Reputation: 99331
I'm having a trouble with this regular expression. Consider the following vector.
> vec <- c("new jersey", "south dakota", "virginia:chincoteague",
"washington:whidbey island", "new york:main")
Of those strings that contain a :
, I would like to keep only the ones with main
after :
, resulting in
[1] "new jersey" "south dakota" "new york:main"
So far, I've only been able to get there with this ugly nested nightmare, which is quite obviously far from optimal.
> g1 <- grep(":", vec)
> vec[ -g1[grep("main", grep(":", vec, value = TRUE), invert = TRUE)] ]

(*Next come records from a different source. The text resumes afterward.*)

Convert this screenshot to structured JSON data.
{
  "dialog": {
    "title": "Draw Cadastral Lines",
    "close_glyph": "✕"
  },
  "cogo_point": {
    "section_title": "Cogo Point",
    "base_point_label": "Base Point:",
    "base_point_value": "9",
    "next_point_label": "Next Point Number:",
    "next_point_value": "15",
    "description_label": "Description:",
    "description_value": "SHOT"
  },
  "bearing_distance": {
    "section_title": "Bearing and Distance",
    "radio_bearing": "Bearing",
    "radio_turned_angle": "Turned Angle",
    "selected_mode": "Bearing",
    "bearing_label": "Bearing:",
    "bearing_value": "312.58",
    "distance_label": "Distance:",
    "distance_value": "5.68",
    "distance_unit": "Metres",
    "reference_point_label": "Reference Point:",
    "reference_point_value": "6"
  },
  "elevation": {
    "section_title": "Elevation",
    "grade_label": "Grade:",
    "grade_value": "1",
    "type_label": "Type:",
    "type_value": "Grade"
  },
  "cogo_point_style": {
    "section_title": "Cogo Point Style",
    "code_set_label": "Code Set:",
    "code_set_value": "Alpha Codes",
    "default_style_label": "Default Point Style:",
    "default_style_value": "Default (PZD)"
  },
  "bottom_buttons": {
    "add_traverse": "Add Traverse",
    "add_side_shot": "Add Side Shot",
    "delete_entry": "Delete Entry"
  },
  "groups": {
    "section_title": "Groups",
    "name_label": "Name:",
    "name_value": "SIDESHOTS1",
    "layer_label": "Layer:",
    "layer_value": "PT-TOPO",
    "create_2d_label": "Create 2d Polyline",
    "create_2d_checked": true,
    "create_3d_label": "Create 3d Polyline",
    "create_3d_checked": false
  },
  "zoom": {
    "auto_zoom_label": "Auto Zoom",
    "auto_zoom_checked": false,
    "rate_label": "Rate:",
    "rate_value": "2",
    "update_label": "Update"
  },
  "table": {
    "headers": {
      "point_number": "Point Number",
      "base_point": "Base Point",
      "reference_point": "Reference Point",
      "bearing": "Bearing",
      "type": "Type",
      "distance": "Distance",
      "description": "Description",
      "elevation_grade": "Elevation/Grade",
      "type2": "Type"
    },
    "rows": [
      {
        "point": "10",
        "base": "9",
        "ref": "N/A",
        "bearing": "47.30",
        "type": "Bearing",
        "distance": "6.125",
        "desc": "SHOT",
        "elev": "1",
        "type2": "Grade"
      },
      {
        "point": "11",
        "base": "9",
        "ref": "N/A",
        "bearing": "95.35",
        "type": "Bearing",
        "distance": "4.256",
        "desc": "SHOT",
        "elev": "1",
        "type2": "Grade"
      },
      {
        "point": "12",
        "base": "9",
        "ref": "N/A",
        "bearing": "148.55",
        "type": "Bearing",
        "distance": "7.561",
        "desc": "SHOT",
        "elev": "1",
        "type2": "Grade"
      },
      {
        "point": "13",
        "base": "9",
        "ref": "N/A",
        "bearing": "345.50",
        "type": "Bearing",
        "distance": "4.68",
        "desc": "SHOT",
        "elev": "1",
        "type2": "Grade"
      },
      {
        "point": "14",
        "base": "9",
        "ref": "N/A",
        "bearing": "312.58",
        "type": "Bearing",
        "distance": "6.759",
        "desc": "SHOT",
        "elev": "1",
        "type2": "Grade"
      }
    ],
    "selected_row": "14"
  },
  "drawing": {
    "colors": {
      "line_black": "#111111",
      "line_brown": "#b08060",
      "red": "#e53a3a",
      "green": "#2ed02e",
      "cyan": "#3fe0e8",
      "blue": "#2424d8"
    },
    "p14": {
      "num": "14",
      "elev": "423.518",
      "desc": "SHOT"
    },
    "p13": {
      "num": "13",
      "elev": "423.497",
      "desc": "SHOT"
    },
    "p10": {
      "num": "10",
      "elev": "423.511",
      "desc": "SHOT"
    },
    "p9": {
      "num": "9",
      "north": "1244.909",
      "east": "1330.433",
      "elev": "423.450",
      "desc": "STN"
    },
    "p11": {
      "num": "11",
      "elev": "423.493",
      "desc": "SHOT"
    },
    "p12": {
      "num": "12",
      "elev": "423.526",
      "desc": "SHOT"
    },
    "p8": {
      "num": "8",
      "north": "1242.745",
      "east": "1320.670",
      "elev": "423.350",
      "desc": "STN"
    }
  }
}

# [1] "new jersey" "south dakota" "new york:main"
How can I write a single regular expression to keep :main
but remove others containing :
?
Upvotes: 4
Views: 98
Reputation: 41838
You can use this single simple regex:
^[^:]+(?::main.*)?$
See demo
Not sure about the exact R code, but something like
grepl("^[^:]+(?::main.*)?$", subject, perl=TRUE);
Explanation
^
anchor asserts that we are at the beginning of the string[^:]+
matches all chars that are not a colon(?::main.*)?
matches a colon, main
and any chars that follow$
anchor asserts that we are at the end of the stringUpvotes: 3
Reputation: 369094
Using |
(Pick one that contains :main
or that does not contains :
at all):
> vec <- c("new jersey", "south dakota", "virginia:chincoteague",
+ "washington:whidbey island", "new york:main")
> grep(":main|^[^:]*$", vec)
[1] 1 2 5
> vec[grep(":main|^[^:]*$", vec)]
[1] "new jersey" "south dakota" "new york:main"
Upvotes: 6